The movie gives us five protagonists instead of one but unfortunately, none of them is particularly interesting. Their characters lack depth and this is mainly the fault of the director, who makes them crack lame jokes and act silly by the roadside instead of trying to flesh out their characters. We learn nothing about them other than what is required by the screenplay and barring Sanjeev, who we see struggling to earn enough money to get his sisters married, none of them seems serious about their troubles. So they don't earn our sympathy and we don't really care if their lives get better or not.
A key aspect of the story - Karthika improving the lives of the five of them - is handled in such an offhand, simplistic manner that it makes absolutely no impact. Apparently, all that is needed for an aspiring actor to be noticed by producers is a glossy photo-album.
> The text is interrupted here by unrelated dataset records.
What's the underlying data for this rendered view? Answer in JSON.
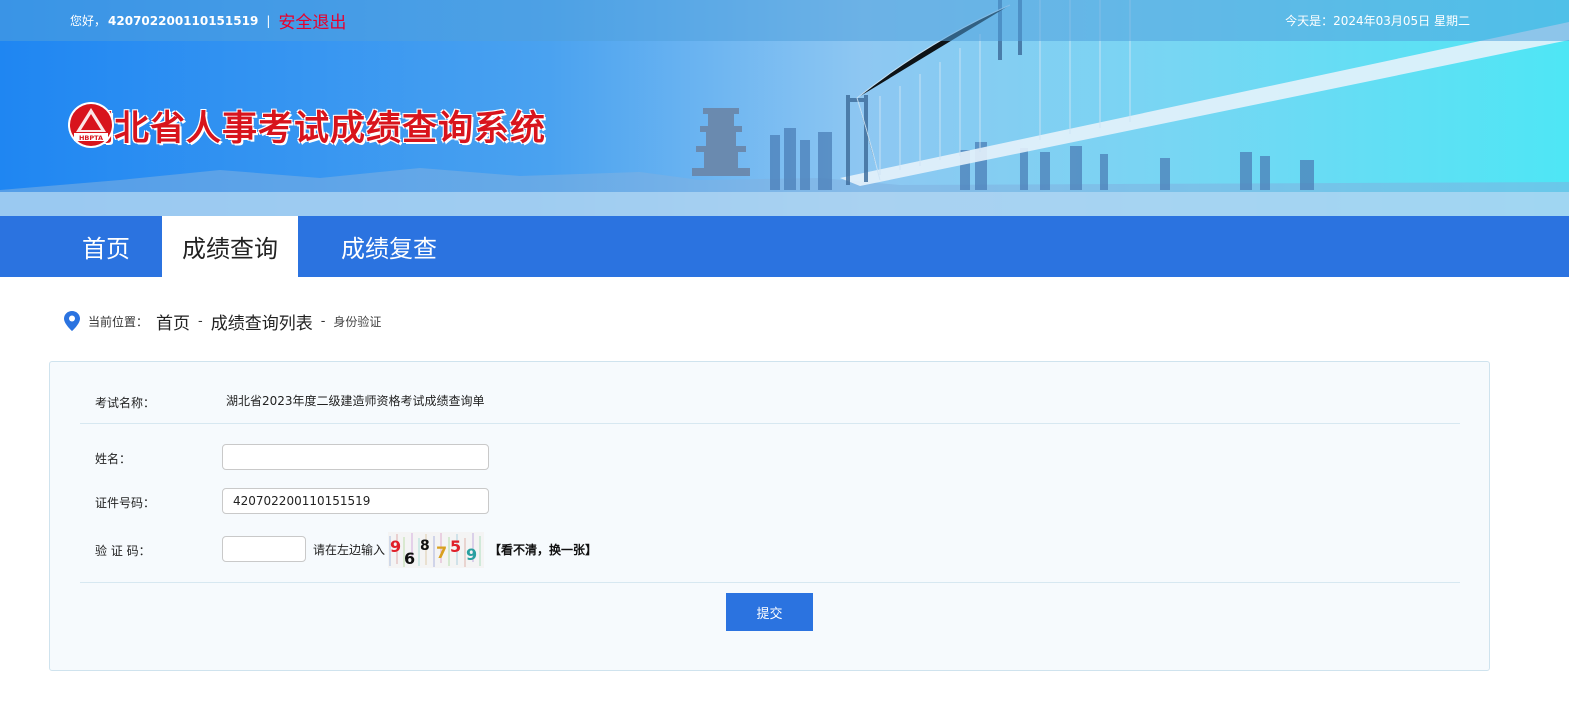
{
  "header": {
    "greeting": "您好，",
    "user_id": "420702200110151519",
    "separator": "|",
    "logout": "安全退出",
    "date_text": "今天是：2024年03月05日 星期二"
  },
  "banner": {
    "logo_text": "HBPTA",
    "title": "湖北省人事考试成绩查询系统"
  },
  "nav": {
    "items": [
      {
        "label": "首页"
      },
      {
        "label": "成绩查询"
      },
      {
        "label": "成绩复查"
      }
    ],
    "active_index": 1
  },
  "breadcrumb": {
    "prefix": "当前位置：",
    "home": "首页",
    "sep": "-",
    "list": "成绩查询列表",
    "current": "身份验证"
  },
  "form": {
    "exam_label": "考试名称：",
    "exam_value": "湖北省2023年度二级建造师资格考试成绩查询单",
    "name_label": "姓名：",
    "name_value": "",
    "id_label": "证件号码：",
    "id_value": "420702200110151519",
    "code_label": "验 证 码：",
    "code_value": "",
    "code_hint": "请在左边输入",
    "captcha_text": "968759",
    "refresh": "【看不清，换一张】",
    "submit": "提交"
  },
  "colors": {
    "nav_bg": "#2b73e0",
    "title_red": "#d8141c",
    "logout_red": "#e8002d"
  }
}
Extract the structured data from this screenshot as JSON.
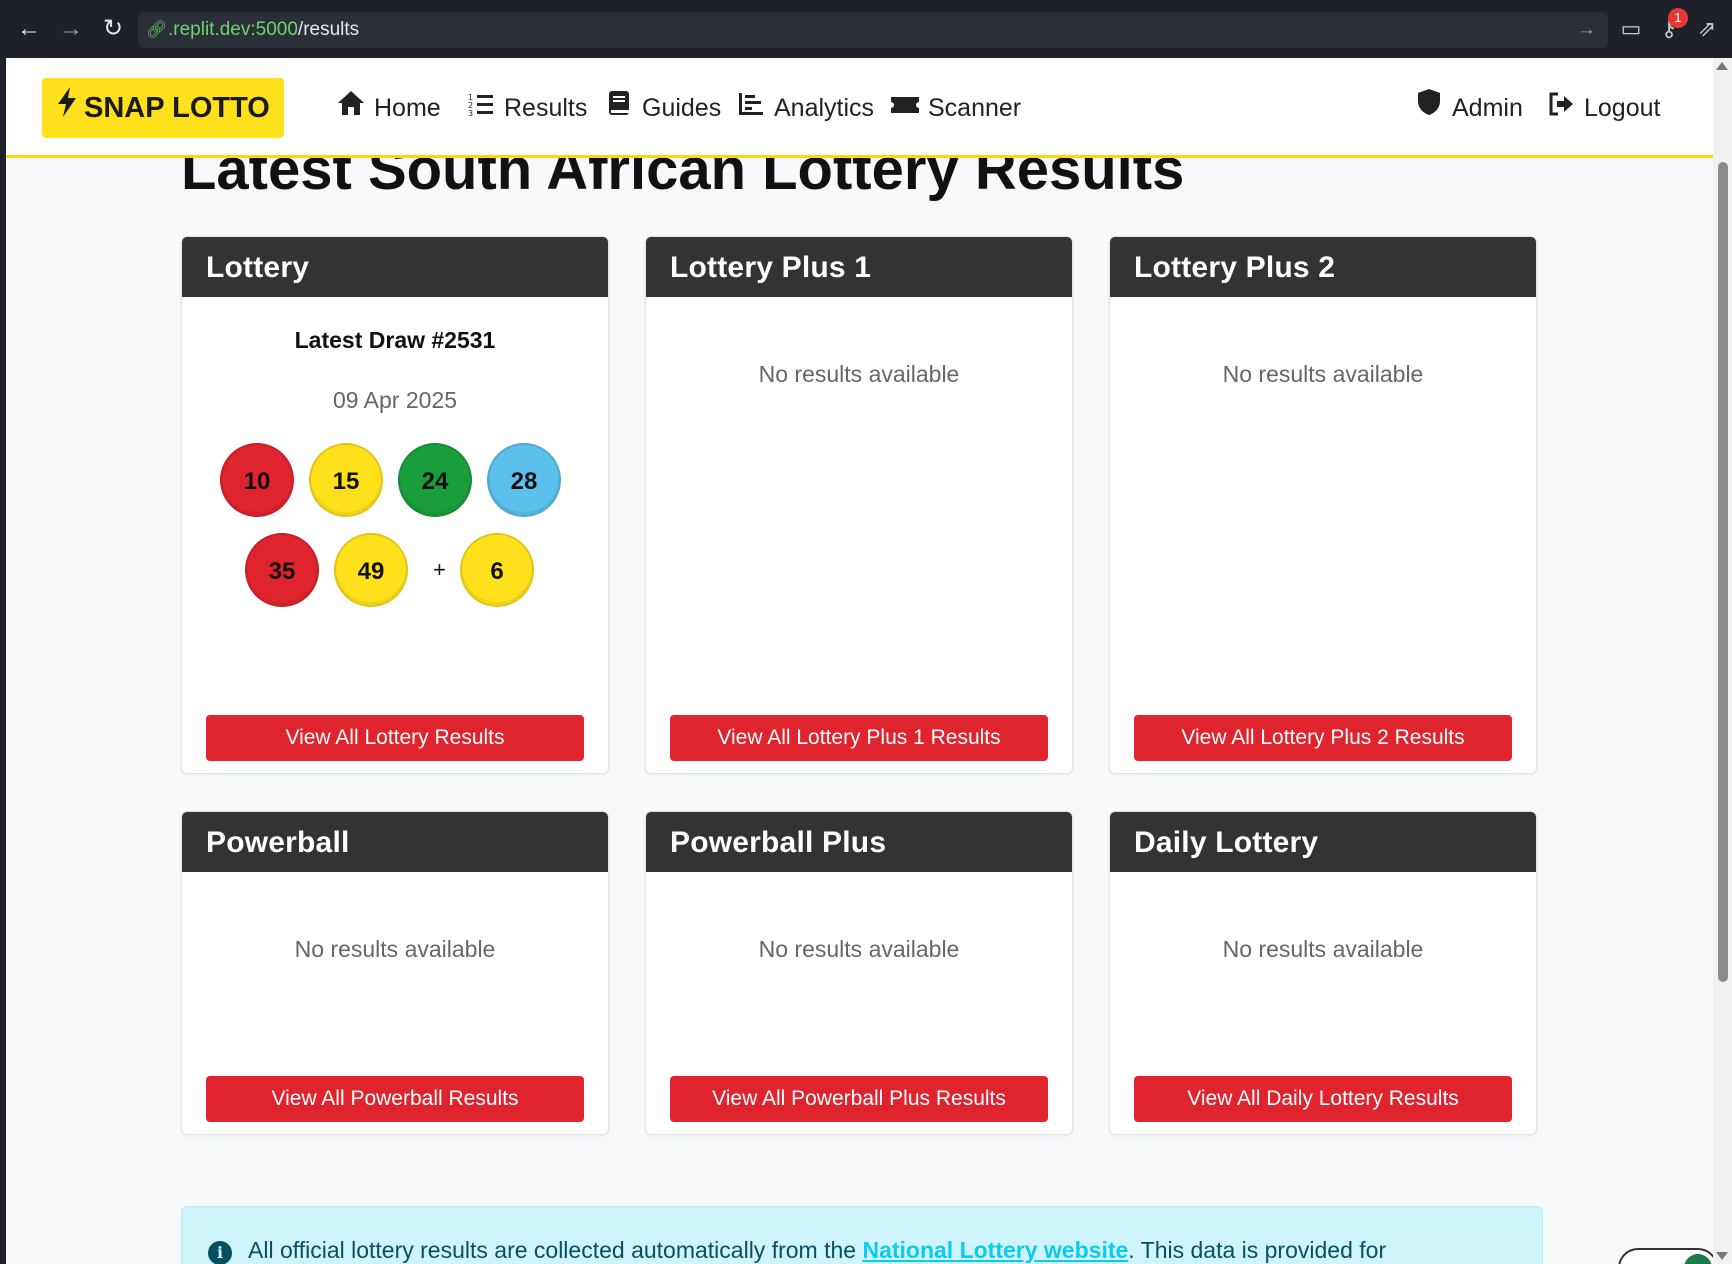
{
  "browser": {
    "url_host": ".replit.dev:5000",
    "url_path": "/results",
    "notification_count": "1"
  },
  "navbar": {
    "brand": "SNAP LOTTO",
    "items": [
      {
        "label": "Home",
        "icon": "home-icon"
      },
      {
        "label": "Results",
        "icon": "list-ol-icon"
      },
      {
        "label": "Guides",
        "icon": "book-icon"
      },
      {
        "label": "Analytics",
        "icon": "chart-bar-icon"
      },
      {
        "label": "Scanner",
        "icon": "ticket-icon"
      }
    ],
    "right_items": [
      {
        "label": "Admin",
        "icon": "shield-icon"
      },
      {
        "label": "Logout",
        "icon": "sign-out-icon"
      }
    ]
  },
  "page": {
    "title": "Latest South African Lottery Results"
  },
  "cards": [
    {
      "title": "Lottery",
      "latest_draw": "Latest Draw #2531",
      "date": "09 Apr 2025",
      "balls_row1": [
        "10",
        "15",
        "24",
        "28"
      ],
      "balls_row2": [
        "35",
        "49"
      ],
      "plus": "+",
      "bonus": "6",
      "button": "View All Lottery Results"
    },
    {
      "title": "Lottery Plus 1",
      "empty": "No results available",
      "button": "View All Lottery Plus 1 Results"
    },
    {
      "title": "Lottery Plus 2",
      "empty": "No results available",
      "button": "View All Lottery Plus 2 Results"
    },
    {
      "title": "Powerball",
      "empty": "No results available",
      "button": "View All Powerball Results"
    },
    {
      "title": "Powerball Plus",
      "empty": "No results available",
      "button": "View All Powerball Plus Results"
    },
    {
      "title": "Daily Lottery",
      "empty": "No results available",
      "button": "View All Daily Lottery Results"
    }
  ],
  "alert": {
    "before": "All official lottery results are collected automatically from the ",
    "link": "National Lottery website",
    "after": ". This data is provided for"
  },
  "colors": {
    "brand_yellow": "#ffe11b",
    "button_red": "#e0242e",
    "card_header": "#333333",
    "ball_red": "#e0242e",
    "ball_yellow": "#ffe11b",
    "ball_green": "#1a9e3c",
    "ball_blue": "#5bc0eb"
  }
}
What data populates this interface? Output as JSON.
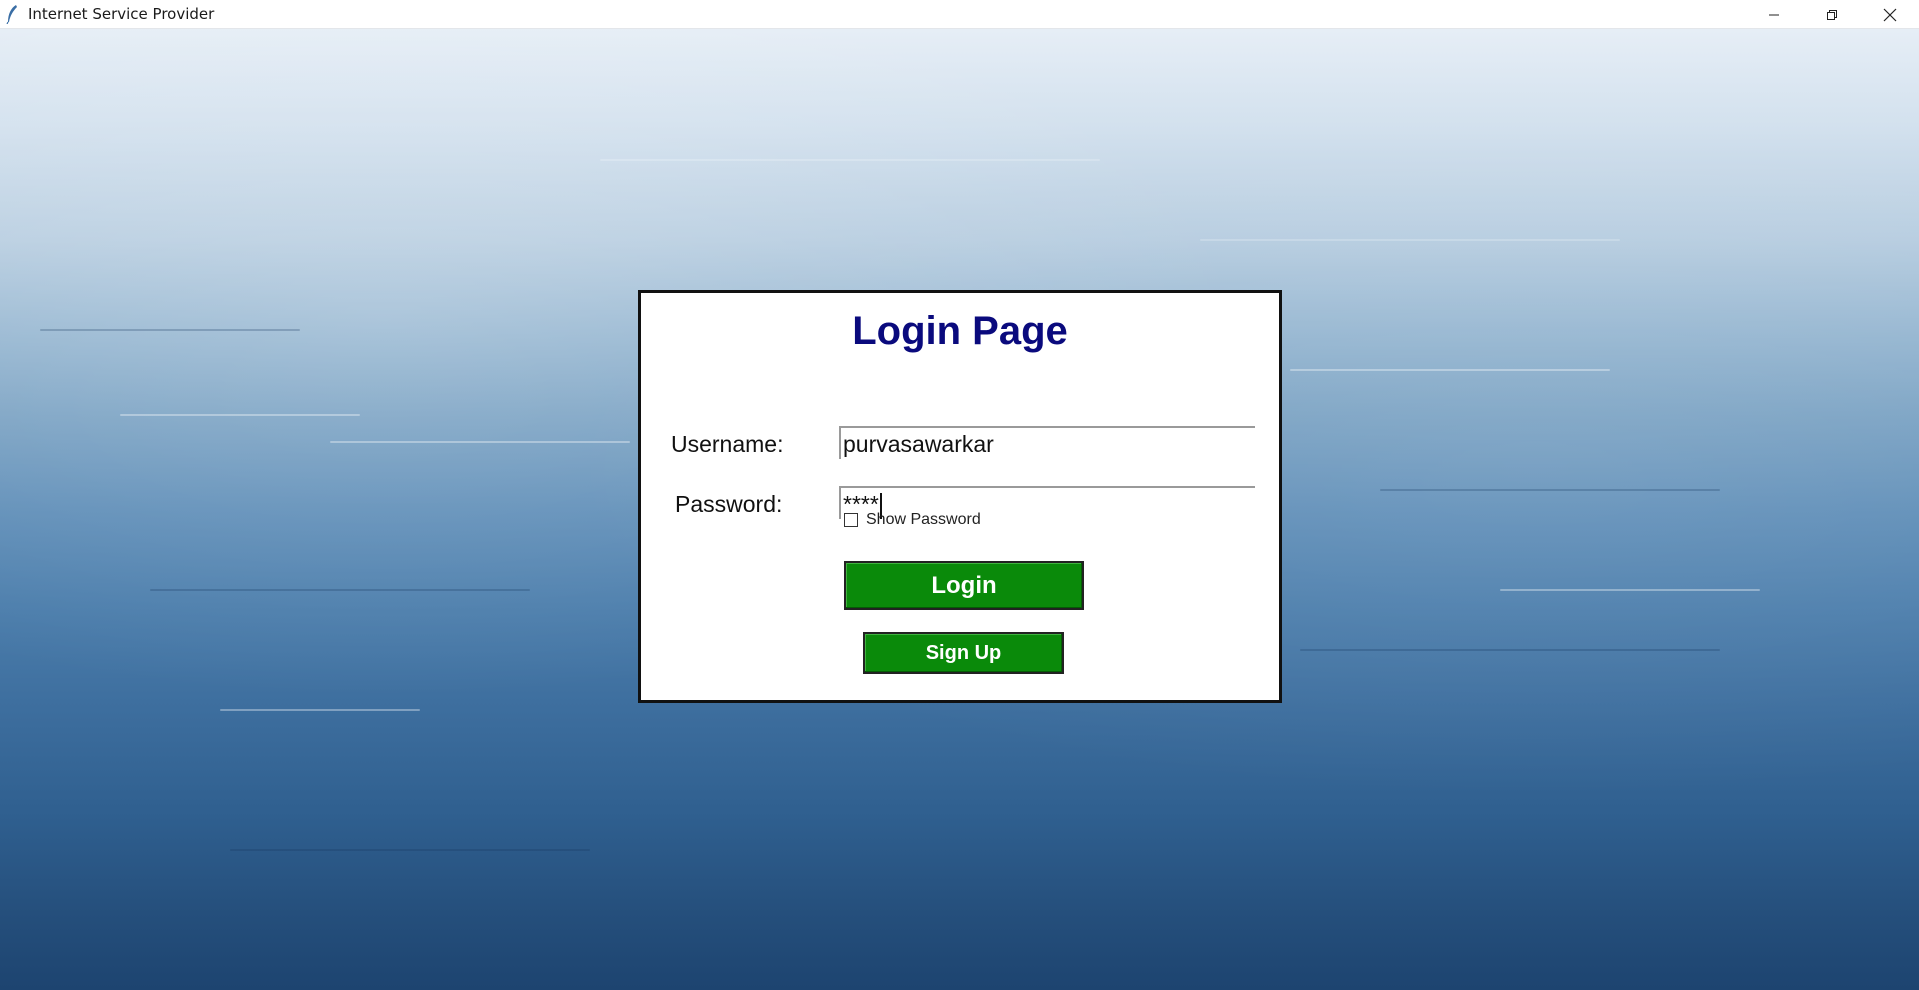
{
  "window": {
    "title": "Internet Service Provider",
    "icons": {
      "app": "feather-icon",
      "minimize": "minimize-icon",
      "restore": "restore-icon",
      "close": "close-icon"
    }
  },
  "login": {
    "title": "Login Page",
    "username_label": "Username:",
    "username_value": "purvasawarkar",
    "password_label": "Password:",
    "password_value": "****",
    "show_password_label": "Show Password",
    "show_password_checked": false,
    "login_button": "Login",
    "signup_button": "Sign Up"
  },
  "colors": {
    "title": "#0a0a7d",
    "button": "#0a8a0a",
    "button_text": "#ffffff"
  }
}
And all that an aspiring lawyer needs to do to be recognized by his superior and land his first case is identify simple incongruities(which one will find in any courtroom scene in a Tamil film) in the claims of a witness seeing things that he couldn't have. The ideas offered by Karthika are so basic that our impressions of the friends falls even lower considering that they couldn't do these things by themselves.
One of the pitfalls in remaking a popular film is that the plot itself is familiar to us. So the big revelation here comes as no surprise. Worse, the director makes no effort to alter the plot or add even minor surprises to the storyline. But times have changes and things which worked then feel old-fashioned now. Two big examples of this are the scenario at Sanjeev's sister's wedding and the overly sentimental climax.
It goes without saying that the cast here is no match for the actors in the original. Karthika is adequate but is too nondescript to make an impression. Nitin Sathya is comparatively better among the five leads. Sathyan and Chams make a mockery of their characters with their attempts at humor while Sanjeev and Abhinay fare a little better since they atleast play their roles seriously. Meghame Meghame... is remixed but like the film itself, the new version isn't all that different from the original.